Improving bucket management
Overview
Bucket management is necessary to divide the work of a task among its workers. It comprises the following actions:
-
obtaining a new bucket,
-
marking a bucket as complete,
-
checking that no buckets can be obtained.
The first one has been traditionally the major source of contention. However, the second one produces contention as well, although (in the past) on a smaller scale.
Traditional approach to bucket management
The traditional approach (present since the beginning of bucketed tasks in 3.8) is based on the get + compute delta + modify-with-precondition + retry approach:
-
get the coordinator task object that carries the work state,
-
compute deltas (e.g. aimed at creating a new bucket or buckets),
-
modify the task object with a precondition that the relevant parts (e.g. the buckets list) have not been changed,
-
if the precondition failed, wait a random time, and retry the cycle.
Actually, there are two independent retry mechanisms in play here:
-
retrying at the level of the work state manager, as described in point 4 above,
-
implicit retrying of the repository service, present in point 3 (and partially in point 1) above.
The latter mechanism is related to how the repository ensures correct execution of individual deltas in the presence of concurrent modifications. For the majority of midPoint use cases, this implicit repository transaction serialization is sufficient. Unfortunately, for bucket allocation it is not, and therefore the additional collision detection and resolution method described above has been devised and implemented.
Proposed approach
The new approach is based on so called dynamic updates, where deltas to be executed are computed within the database transaction, under the standard repository collision resolution mechanism. So the process looks like this:
-
start a DB transaction,
-
get task object,
-
compute deltas (e.g. aimed at creating a new bucket),
-
modify task object,
-
commit the transaction, and retry if there was a conflict.

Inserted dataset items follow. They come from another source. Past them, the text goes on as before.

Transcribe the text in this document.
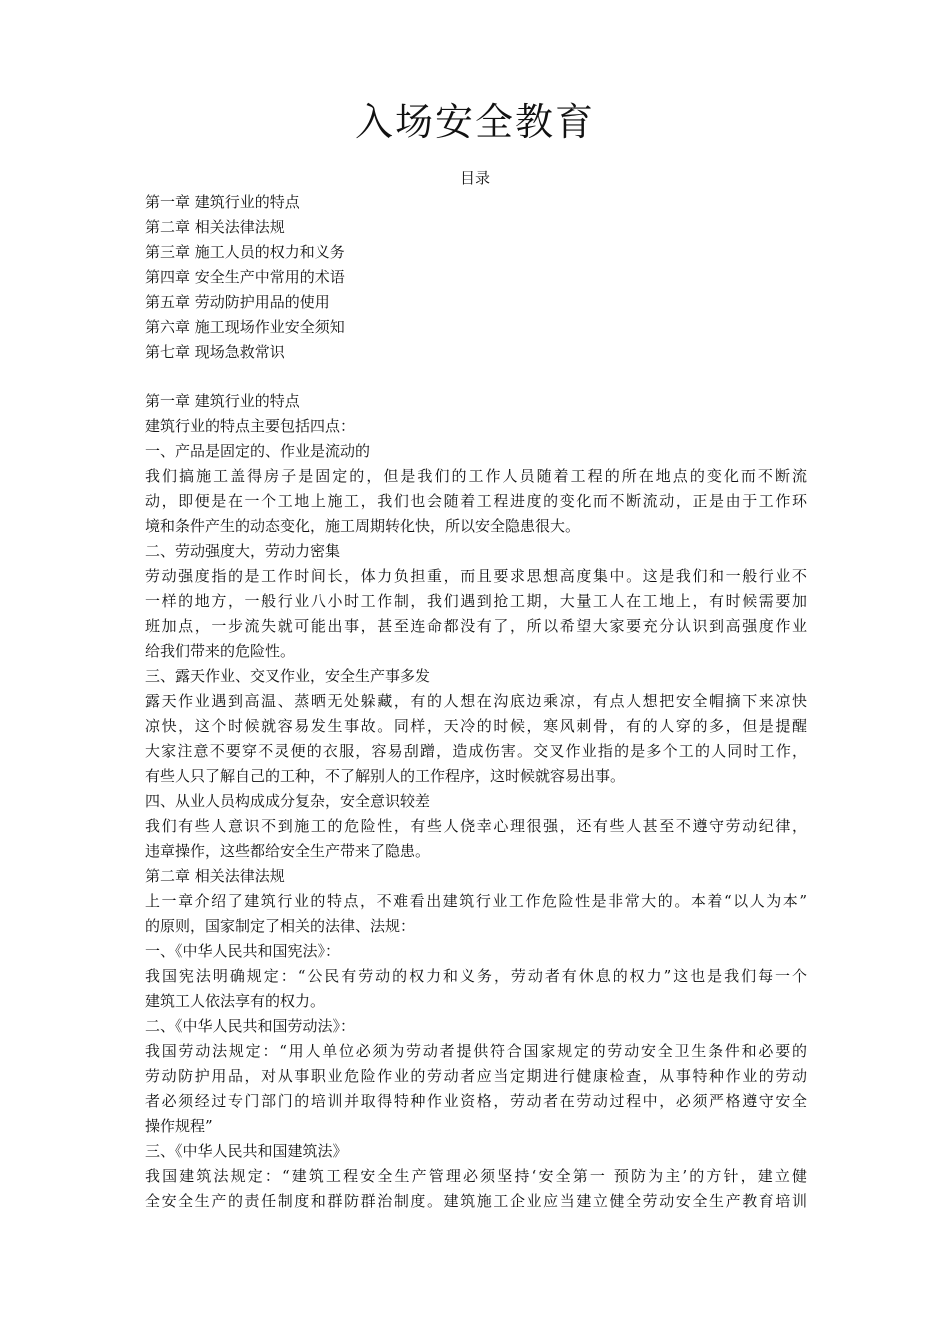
入场安全教育
目录
第一章 建筑行业的特点
第二章 相关法律法规
第三章 施工人员的权力和义务
第四章 安全生产中常用的术语
第五章 劳动防护用品的使用
第六章 施工现场作业安全须知
第七章 现场急救常识
第一章 建筑行业的特点
建筑行业的特点主要包括四点：
一、产品是固定的、作业是流动的
我们搞施工盖得房子是固定的，但是我们的工作人员随着工程的所在地点的变化而不断流
动，即便是在一个工地上施工，我们也会随着工程进度的变化而不断流动，正是由于工作环
境和条件产生的动态变化，施工周期转化快，所以安全隐患很大。
二、劳动强度大，劳动力密集
劳动强度指的是工作时间长，体力负担重，而且要求思想高度集中。这是我们和一般行业不
一样的地方，一般行业八小时工作制，我们遇到抢工期，大量工人在工地上，有时候需要加
班加点，一步流失就可能出事，甚至连命都没有了，所以希望大家要充分认识到高强度作业
给我们带来的危险性。
三、露天作业、交叉作业，安全生产事多发
露天作业遇到高温、蒸晒无处躲藏，有的人想在沟底边乘凉，有点人想把安全帽摘下来凉快
凉快，这个时候就容易发生事故。同样，天冷的时候，寒风刺骨，有的人穿的多，但是提醒
大家注意不要穿不灵便的衣服，容易刮蹭，造成伤害。交叉作业指的是多个工的人同时工作，
有些人只了解自己的工种，不了解别人的工作程序，这时候就容易出事。
四、从业人员构成成分复杂，安全意识较差
我们有些人意识不到施工的危险性，有些人侥幸心理很强，还有些人甚至不遵守劳动纪律，
违章操作，这些都给安全生产带来了隐患。
第二章 相关法律法规
上一章介绍了建筑行业的特点，不难看出建筑行业工作危险性是非常大的。本着“以人为本”
的原则，国家制定了相关的法律、法规：
一、《中华人民共和国宪法》：
我国宪法明确规定：“公民有劳动的权力和义务，劳动者有休息的权力”这也是我们每一个
建筑工人依法享有的权力。
二、《中华人民共和国劳动法》：
我国劳动法规定：“用人单位必须为劳动者提供符合国家规定的劳动安全卫生条件和必要的
劳动防护用品，对从事职业危险作业的劳动者应当定期进行健康检查，从事特种作业的劳动
者必须经过专门部门的培训并取得特种作业资格，劳动者在劳动过程中，必须严格遵守安全
操作规程”
三、《中华人民共和国建筑法》
我国建筑法规定：“建筑工程安全生产管理必须坚持‘安全第一 预防为主’的方针，建立健
全安全生产的责任制度和群防群治制度。建筑施工企业应当建立健全劳动安全生产教育培训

All of this is executed in the repository service, using new experimental method called
modifyObjectDynamically
.
The delta computation is done using a functional parameter provided by the caller,
i.e. work state manager in this case.
There is no need for any extra collision detection and resolution. The serialization is fully ensured by the database (conflict detection) and the repository (retrying the operation).
Preliminary experiments show approximately 50% reduction of the bucketing overhead incurred, for both well-configured and slightly misconfigured scenarios. See below.
Method of measurement
In order to compare old vs. new approach, the following scenario was set up:
-
recomputation of 1000 users,
-
processing of each user takes approximately 400-500 milliseconds, depending on actual load,
-
processing itself is very simple (and the delay is ensured by wait instruction), as the main goal is to test bucket management mechanism, separately from any load induced by real processing.
Two scenarios were tested:
-
Well-configured, low-contention scenario: Large buckets, few threads. We used 16 buckets, i.e. 62.5 users per bucket in average. There were 4 worker tasks.
-
Slightly misconfigured, high-contention scenario: Small buckets, many threads. We used 256 buckets, i.e. 3.9 users per bucket in average. There were 30 worker tasks.
The machine itself had 12 physical cores, providing 24 logical CPUs in total. As the database, locally-run PostgreSQL 13.2 was used.
First we measured the results using default bucketing configuration. This implied a random delay of up to 5000 milliseconds when allocating the first bucket per worker task. However, after tests were run, the observation was that we can improve results for both old and new approach when this delay is turned off. Therefore, all the final test results are provided with this updated configuration.
We measured the time needed to allocate new buckets, marking buckets as complete, and checking that new buckets are not available. We explicitly excluded 20 second safety wait incurred by so called scavenger tasks that is implemented to allow for completion of any mis-allocated buckets. For real executions this should not play any significant role.
The bucket management time was then compared with the total wall clock time (again, excluding the final safety wait time), and the percentage - normalized to a single thread - was computed.
Each test was run five times, and the numbers were averaged.
Measurement results
The measured overhead is summarized in the following table.
Scenario | Old approach | New approach | Improvement |
---|---|---|---|
Large buckets, few threads |
0.38% |
0.17% |
55.26% |
Small buckets, many threads |
18.27% |
9.81% |
46.31% |
Detailed information is in the attached spreadsheet file as well as the extracted relevant test results (old, new).[1]
Conclusion
It looks like the new approach reduces the bucketing overhead for both standard and slightly misconfigured scenarios by approximately 50%. Even for the latter scenario the improved overhead is below 10%, which is most probably acceptable.
The experimental modifyObjectDynamically
method might be useful to deal with such
high-contention scenarios. Besides buckets, multi-node thresholds are the next candidate
for its use.